Meet Your Team: WAVE Data Science

Did you know that in-app ads are sold in a real-time auction before they get rendered in thousands of mobile apps? Dozens of ad networks compete for every single view, choosing their best ad and deciding what price to bid in just a couple hundred milliseconds. We at adjoe have developed our own ad network that takes part in this competition, fighting against giants like Google, Meta and TikTok to present its own ads. To stand a chance in this fierce competition, the WAVE Data Science team builds creative algorithms using technologies ranging from simple linear regression to advanced deep learning models. Everything we do is based on solid research about user behavior as well as publisher and advertiser analysis to build competitive bidding algorithms that balance the advertisers’ goals, the publishers’ expectations and of course the user experience.
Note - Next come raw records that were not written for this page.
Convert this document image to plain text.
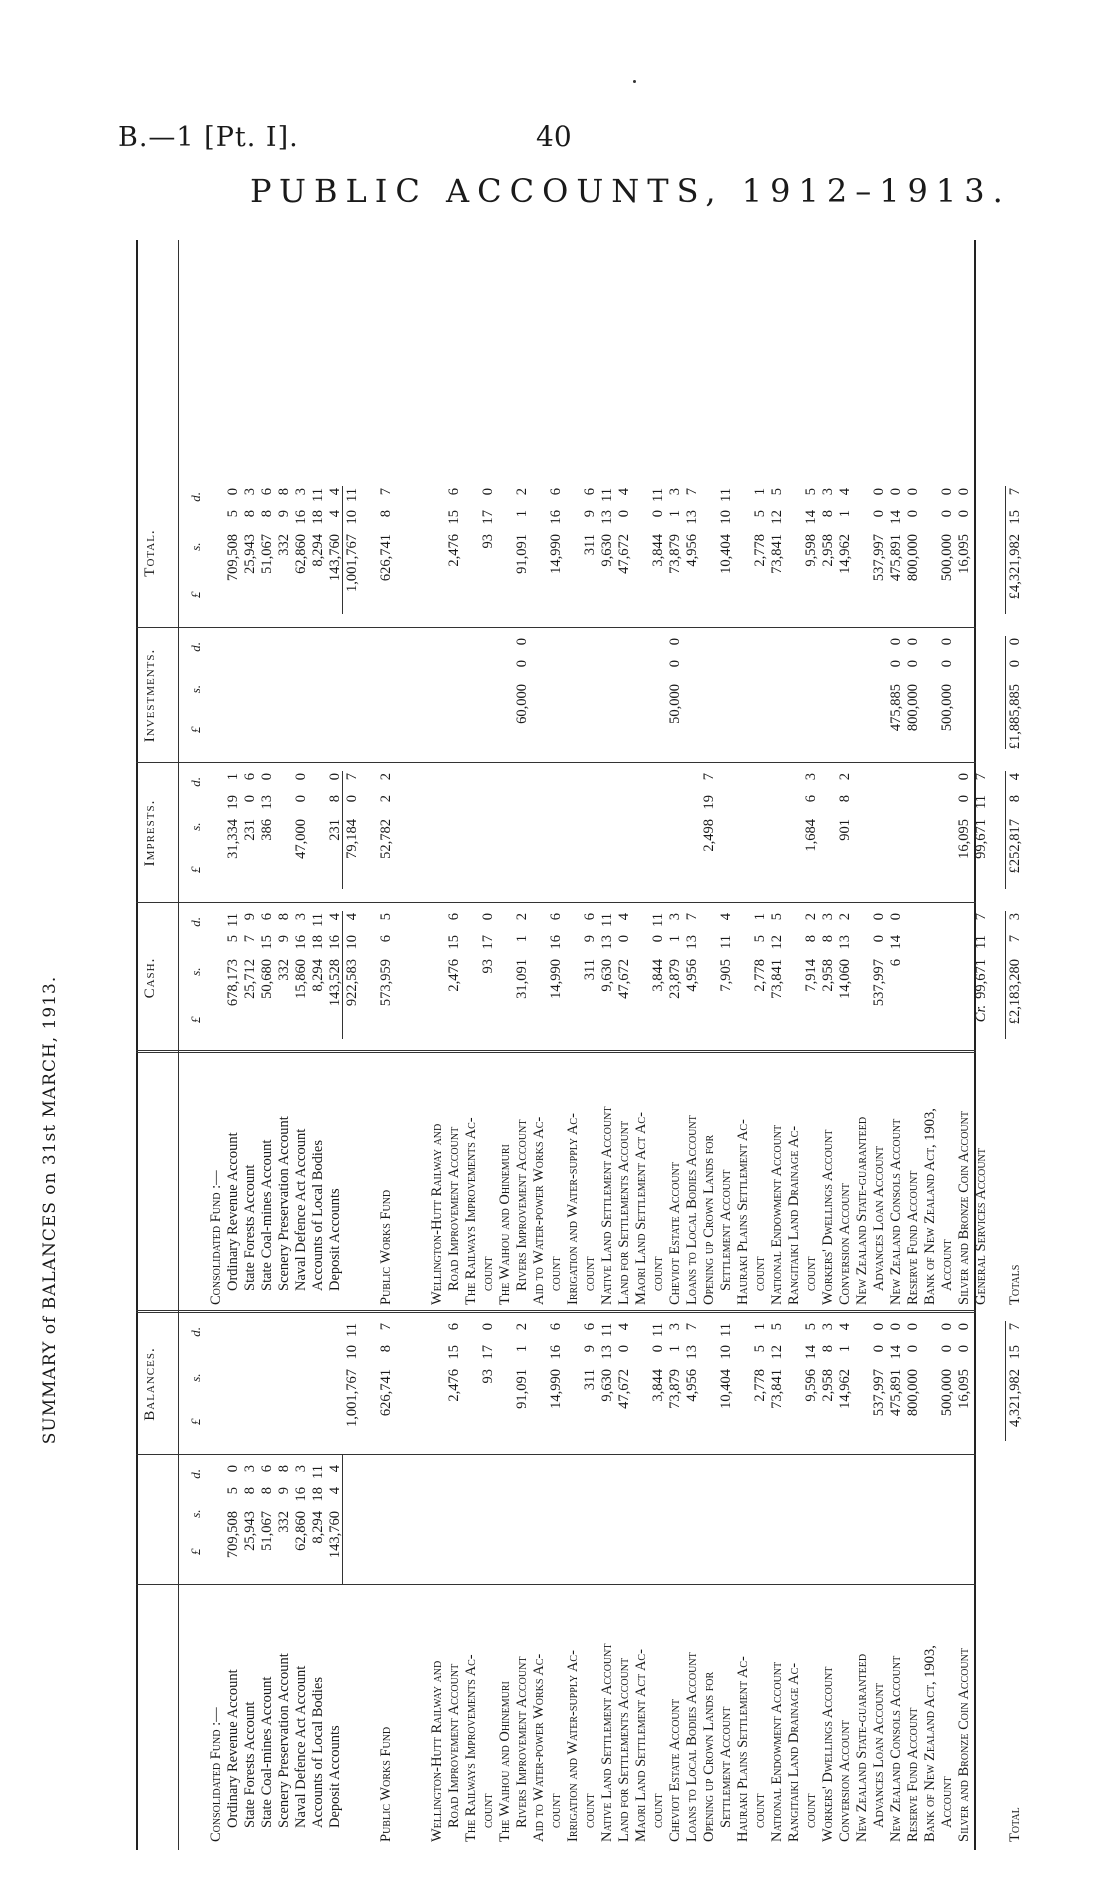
B.—1 [Pt. I].	40
PUBLIC ACCOUNTS, 1912–1913.
SUMMARY of BALANCES on 31st MARCH, 1913.
Consolidated Fund :— Ordinary Revenue Account State Forests Account State Coal-mines Account Scenery Preservation Account Naval Defence Act Account Accounts of Local Bodies Deposit Accounts Public Works Fund Wellington-Hutt Railway and Road Improvement Account The Railways Improvements Ac- count The Waihou and Ohinemuri Rivers Improvement Account Aid to Water-power Works Ac- count Irrigation and Water-supply Ac- count Native Land Settlement Account Land for Settlements Account Maori Land Settlement Act Ac- count Cheviot Estate Account Loans to Local Bodies Account Opening up Crown Lands for Settlement Account Hauraki Plains Settlement Ac- count National Endowment Account Rangitaiki Land Drainage Ac- count Workers' Dwellings Account Conversion Account New Zealand State-guaranteed Advances Loan Account New Zealand Consols Account Reserve Fund Account Bank of New Zealand Act, 1903, Account Silver and Bronze Coin Account Total
£
s.
d.
709,508
5
0
25,943
8
3
51,067
8
6
332
9
8
62,860
16
3
8,294
18
11
143,760
4
4
Balances.
£
s.
d.
1,001,767
10
11
626,741
8
7
2,476
15
6
93
17
0
91,091
1
2
14,990
16
6
311
9
6
9,630
13
11
47,672
0
4
3,844
0
11
73,879
1
3
4,956
13
7
10,404
10
11
2,778
5
1
73,841
12
5
9,596
14
5
2,958
8
3
14,962
1
4
537,997
0
0
475,891
14
0
800,000
0
0
500,000
0
0
16,095
0
0
4,321,982
15
7
Consolidated Fund :— Ordinary Revenue Account State Forests Account State Coal-mines Account Scenery Preservation Account Naval Defence Act Account Accounts of Local Bodies Deposit Accounts Public Works Fund Wellington-Hutt Railway and Road Improvement Account The Railways Improvements Ac- count The Waihou and Ohinemuri Rivers Improvement Account Aid to Water-power Works Ac- count Irrigation and Water-supply Ac- count Native Land Settlement Account Land for Settlements Account Maori Land Settlement Act Ac- count Cheviot Estate Account Loans to Local Bodies Account Opening up Crown Lands for Settlement Account Hauraki Plains Settlement Ac- count National Endowment Account Rangitaiki Land Drainage Ac- count Workers' Dwellings Account Conversion Account New Zealand State-guaranteed Advances Loan Account New Zealand Consols Account Reserve Fund Account Bank of New Zealand Act, 1903, Account Silver and Bronze Coin Account General Services Account Totals
Cash.
£
s.
d.
678,173
5
11
25,712
7
9
50,680
15
6
332
9
8
15,860
16
3
8,294
18
11
143,528
16
4
922,583
10
4
573,959
6
5
2,476
15
6
93
17
0
31,091
1
2
14,990
16
6
311
9
6
9,630
13
11
47,672
0
4
3,844
0
11
23,879
1
3
4,956
13
7
7,905
11
4
2,778
5
1
73,841
12
5
7,914
8
2
2,958
8
3
14,060
13
2
537,997
0
0
6
14
0
Cr.
99,671
11
7
£2,183,280
7
3
Imprests.
£
s.
d.
31,334
19
1
231
0
6
386
13
0
47,000
0
0
231
8
0
79,184
0
7
52,782
2
2
2,498
19
7
1,684
6
3
901
8
2
16,095
0
0
99,671
11
7
£252,817
8
4
Investments. £
s.
d.
60,000
0
0
50,000
0
0
475,885
0
0
800,000
0
0
500,000
0
0
£1,885,885
0
0
Total.
£
s.
d.
709,508
5
0
25,943
8
3
51,067
8
6
332
9
8
62,860
16
3
8,294
18
11
143,760
4
4
1,001,767
10
11
626,741
8
7
2,476
15
6
93
17
0
91,091
1
2
14,990
16
6
311
9
6
9,630
13
11
47,672
0
4
3,844
0
11
73,879
1
3
4,956
13
7
10,404
10
11
2,778
5
1
73,841
12
5
9,598
14
5
2,958
8
3
14,962
1
4
537,997
0
0
475,891
14
0
800,000
0
0
500,000
0
0
16,095
0
0
£4,321,982
15
7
To make our inventions come to life we use state-of-the art technology and work closely with the product and business teams to shape the future of adjoe’s core business and technologies.

What You Will Do

Dive into state-of-the-art algorithms and deep learning models to create recommendation systems, predict user behavior, and optimise user retention.

Conduct bidding algorithm experiments end-to-end: from idea generation and research to deployment to production, monitoring and decision making based on the results.

Dive deep into the technical implementation of our algorithms and optimise them for use in production.

Build systems to monitor technical and business KPIs in real-time.

Act as an advocate for data-related topics in the company and become the go to person in your area of expertise.

Who You Are

You have 2+ years of professional experience in the Data Science field building recommendation systems or similar (for example in adtech, retail, search, ranking).

You have shown a great level of understanding of deep neural networks (libraries such as TensorFlow and PyTorch) and have experience developing deep neural networks for recommendation systems.

You have already deployed machine learning models to production yourself and you know how to monitor them.

You have a strong knowledge of Python, R, Scala, Julia or similar typical programming languages for Data Science and have experience writing production-ready code in it

You have experience drilling into large amounts of data coming from various sources – including AWS Athena, Kafka, Spark, Flink, S3, MySQL.

You are able to dive deep into mathematical foundations and explain complex topics in a simple way.

You are a strong team player and enjoy helping others.

Generating new ideas and solutions to problems, even unconventional ones, is something that brings you joy and that’s easy for you.

Plus: Experiences in deep cross networks and multi-task deep learning.

Plus: You have hands-on experience working with common Data Science / Machine Learning tools in production, for example TensorFlow, TensorFlow Serving, Airflow, Flink, Kafka, Terraform or other tools from our Tech Stack.

Heard of Our Perks?

Work-Life Package: 2 remote days per week, 30 vacation days, 3 weeks per year of remote work, flexible working hours, dog-friendly kick-ass office in the center of the city.

Relocation Package: Visa & legal support, relocation bonus, reimbursement of German Classes costs and more.

Happy Belly Package: Monthly company lunch, tons of free snacks and drinks, free breakfast & fresh delicious pastries every Monday

Physical & Mental Health Package: In-house gym with personal trainer, various classes like Yoga with expert teachers.

Activity Package: Regular team and company events, hackathons.

Education Package: Opportunities to boost your professional development with courses and trainings directly connected to your career goals

Wealth building: virtual stock options for all our regular employees.